La casserole à dépression

Où il est question du bonheur des Belges, d’un film noir et de lombrics.

C’étaient des paroles débitées à toute allure, avec l’effusion rythmée que donne l’allégresse :  » Ça chauffe ! Ça vient. C’est bon !  » Paula, la serveuse, expliquait à Bertrand, le chef coq, le fonctionnement de sa dernière invention : une casserole parlante. Paula y voyait un avenir certain, permettant de lutter contre la solitude qui gangrène nos vies modernes (1). Le cuisinier, qui venait de passer deux fastidieux réveillons enseveli sous une impénétrable couche d’isolement social, prit ces explications le front soucieux. Il souleva avec précaution le couvercle de la marmite mystérieuse et se mit à touiller un ragoût avec une cuillère en bois. La cocotte éclata de rire, avant de s’excuser, en précisant qu’elle était fabuleusement chatouilleuse.

Depuis des semaines, Bertrand, qui avait perdu le goût de vivre, faisait livrer au Geyser des plats tout faits, préparés dans une usine londonienne et supervisés par le ministère britannique de la Solitude qui prenait soin d’annoter, sur toutes les préparations exportées :  » La solitude tue  » (2).
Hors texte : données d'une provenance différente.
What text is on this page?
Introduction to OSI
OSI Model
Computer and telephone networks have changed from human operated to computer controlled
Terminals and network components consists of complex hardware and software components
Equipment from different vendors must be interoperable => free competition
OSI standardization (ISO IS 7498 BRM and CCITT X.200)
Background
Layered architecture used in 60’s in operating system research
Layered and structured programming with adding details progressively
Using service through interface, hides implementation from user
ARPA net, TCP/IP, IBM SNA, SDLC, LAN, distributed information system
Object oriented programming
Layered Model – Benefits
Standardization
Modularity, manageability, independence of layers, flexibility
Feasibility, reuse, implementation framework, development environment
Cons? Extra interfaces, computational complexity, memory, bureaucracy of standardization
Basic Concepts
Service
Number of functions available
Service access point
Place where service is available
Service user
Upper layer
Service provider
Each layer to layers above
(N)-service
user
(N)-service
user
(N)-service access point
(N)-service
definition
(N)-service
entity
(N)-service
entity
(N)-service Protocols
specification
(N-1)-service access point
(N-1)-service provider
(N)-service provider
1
–  » Ça ne peut plus durer, Bertrand. Ce n’est pas bon, les machins anglais que tu sers à la clientèle. Il faut te ressaisir, mon vieux !  »

A l’évocation du mot  » vieux « , Bertrand, qui avait au fond de lui un chagrin à hurler, laissa couler sa peine qui se joua des écluses fermées de ses yeux. Par mimétisme, même la casserole antidépression s’inonda d’un spleen fraternel.

–  » Pleure pas, Bertrand. Tu as bien un passe-temps ? Ne réalises-tu pas des films ? Et si on en projetait un, pour amuser nos clients ?  »

C’est ainsi que, ce soir-là, au Geyser, un écran géant fut installé, malgré les soupirs vagants de Bertrand qui déambulait dans le café telle une araignée prisonnière d’une baignoire. Un documentaire de 52 minutes sur les lombrics fut projeté devant un public éberlué : le film de Bertrand avait été entièrement tourné sous terre. Et comme le budget électricité était serré, il avait été réalisé dans l’obscurité la plus absolue, cruelle disgrâce lorsqu’on souhaite amuser la galerie. Bientôt, à l’instar de ces acteurs américains dans les péplums, le public renversa, unanime, son pouce vers le sol en hurlant :  » A mort !  » Les yeux du cuisinier-cinéaste s’inondèrent à nouveau.

–  » Pleure pas, Bertrand. On va l’arranger, ton film. Tu pourras même le proposer au Plus petit festival du monde, qui se tient à Strasbourg, au printemps (3). Suffit de choisir les dix meilleures secondes.  »

Le générique de fin, sponsorisé par le ministère belge de l’Energie, était d’une poignante mélancolie. Sur l’air de la fameuse ballade des Rolling Stones, une voix hurla longuement dans la nuit de janvier :  » Eeeeeeengie ! Eeeeeeengie !  »

Mais c’est pas tout ça, l’heure tourne ! Où est encore passé le serveur ? S’agirait pas de louper le film qui va démarrer, sur la Une, à 20h15…

(1) La solitude multiplie par quatre les risques d’être malheureux. Or, près de la moitié des Belges se sentent seuls, selon l’enquête 2018 sur le bonheur réalisée par l’université de Gand et l’assureur NN.

(2) En Grande-Bretagne, un ministère de la Solitude a été créé, en 2018.

(3) Un concours de très courts métrages, de 5 à 10 secondes.